Sharriff Mohamed, a patient at Whittier unrelated to Halima, has experienced first-hand clashes between the American style of medical care and his Islamic values and limited English skills.
Mohamed, who came to the United States from Somalia six years ago, said he usually gets by on his ''broken English," but the first year he was here he asked for an interpreter during a visit where the doctor was trying to explain his upcoming surgery. ''The doctors use a different English with different terminology. It's a weird language that no one knows but them," said the 50-year-old Mission Hill resident. ''I was not comfortable with myself and understanding the medicine and the process.
Mohamed said that when a male interpreter wasn't available, he would rather use his limited English than have a female one. On another occasion he canceled an appointment because a male provider was not available.
''Here the man and the woman are the same, but in my culture the man and woman are separate," he said. ''I am not satisfied talking to a lady about my internal problems. I have a wife and she could be another man's wife. That's wrong."
Experts agree that merely translating language is not enough.
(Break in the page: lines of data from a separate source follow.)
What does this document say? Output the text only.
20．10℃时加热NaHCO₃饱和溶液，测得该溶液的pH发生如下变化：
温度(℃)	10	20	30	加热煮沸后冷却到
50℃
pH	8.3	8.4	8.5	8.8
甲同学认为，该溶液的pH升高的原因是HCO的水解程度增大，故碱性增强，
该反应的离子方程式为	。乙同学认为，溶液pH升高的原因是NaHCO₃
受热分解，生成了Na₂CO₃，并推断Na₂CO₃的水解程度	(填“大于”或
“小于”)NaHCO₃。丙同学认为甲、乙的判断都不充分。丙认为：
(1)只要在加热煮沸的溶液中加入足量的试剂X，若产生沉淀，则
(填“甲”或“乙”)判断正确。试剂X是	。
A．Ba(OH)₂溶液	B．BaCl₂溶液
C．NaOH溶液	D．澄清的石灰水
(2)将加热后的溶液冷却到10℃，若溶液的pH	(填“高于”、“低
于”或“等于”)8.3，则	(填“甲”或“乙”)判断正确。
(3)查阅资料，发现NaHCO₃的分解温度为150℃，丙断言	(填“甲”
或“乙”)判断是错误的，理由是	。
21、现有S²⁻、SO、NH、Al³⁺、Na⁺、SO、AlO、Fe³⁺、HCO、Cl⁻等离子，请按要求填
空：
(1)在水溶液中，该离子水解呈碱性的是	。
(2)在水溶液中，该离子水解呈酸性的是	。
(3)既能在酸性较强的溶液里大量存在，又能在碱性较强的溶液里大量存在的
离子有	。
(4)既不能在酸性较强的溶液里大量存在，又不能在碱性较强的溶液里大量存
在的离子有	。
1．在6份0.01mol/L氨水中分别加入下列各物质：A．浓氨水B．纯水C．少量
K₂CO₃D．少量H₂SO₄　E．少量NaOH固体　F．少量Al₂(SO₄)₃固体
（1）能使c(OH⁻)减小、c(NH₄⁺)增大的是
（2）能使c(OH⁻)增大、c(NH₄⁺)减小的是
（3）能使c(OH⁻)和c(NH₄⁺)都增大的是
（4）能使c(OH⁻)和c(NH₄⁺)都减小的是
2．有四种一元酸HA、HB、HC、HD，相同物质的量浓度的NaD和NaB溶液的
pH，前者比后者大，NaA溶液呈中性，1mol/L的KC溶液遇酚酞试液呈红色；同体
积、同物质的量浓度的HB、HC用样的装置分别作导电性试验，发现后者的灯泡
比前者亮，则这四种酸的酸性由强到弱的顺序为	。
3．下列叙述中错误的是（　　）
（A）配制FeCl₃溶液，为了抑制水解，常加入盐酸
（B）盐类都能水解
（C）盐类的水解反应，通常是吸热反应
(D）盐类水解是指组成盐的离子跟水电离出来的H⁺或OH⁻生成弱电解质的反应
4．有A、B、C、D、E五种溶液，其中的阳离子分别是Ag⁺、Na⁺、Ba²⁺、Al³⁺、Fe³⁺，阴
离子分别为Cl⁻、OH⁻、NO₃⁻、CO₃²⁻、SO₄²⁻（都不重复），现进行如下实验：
The ability to understand the culture, speak the patient's language and work the medical lingo is crucial, which is why experts also agree that family members, especially children, should never be elected to translate.
''It's malpractice to have a child translating," said Grodin at Boston Medical Center. ''There's issues with autonomy and privacy, and you can't burden a child with that kind of responsibility. It's not their job, it's the hospital's job."
''What if the relative does not know medical terminology and the doctor says appendicitis?" said Dharma E. Cortes, who trains medical interpreters at Cambridge College and also works as an instructor at Cambridge Health Alliance. ''You don't know how the family member is translating that to the patient. You don't know the emotional impact the doctor's news will have on a child. And, if I have to talk about my sexual practices, I don't want my child there."
In 2000, a state law mandated that all emergency medical facilities offer interpretation services for whomever they can reasonably expect to come through their doors -- meaning that hospitals in Boston have to offer more services than those in North Adams.
Hospitals that don't comply could face a lawsuit from the patient or the attorney general. So far none has been filed, and ''most of the hospitals on whose doors we have knocked have made a very serious effort," said Ernest Winsor, an attorney with the Massachusetts Law Reform Institute, which is now assessing compliance with the law. Before the law ''many hospitals were doing this anyway, but many more were not."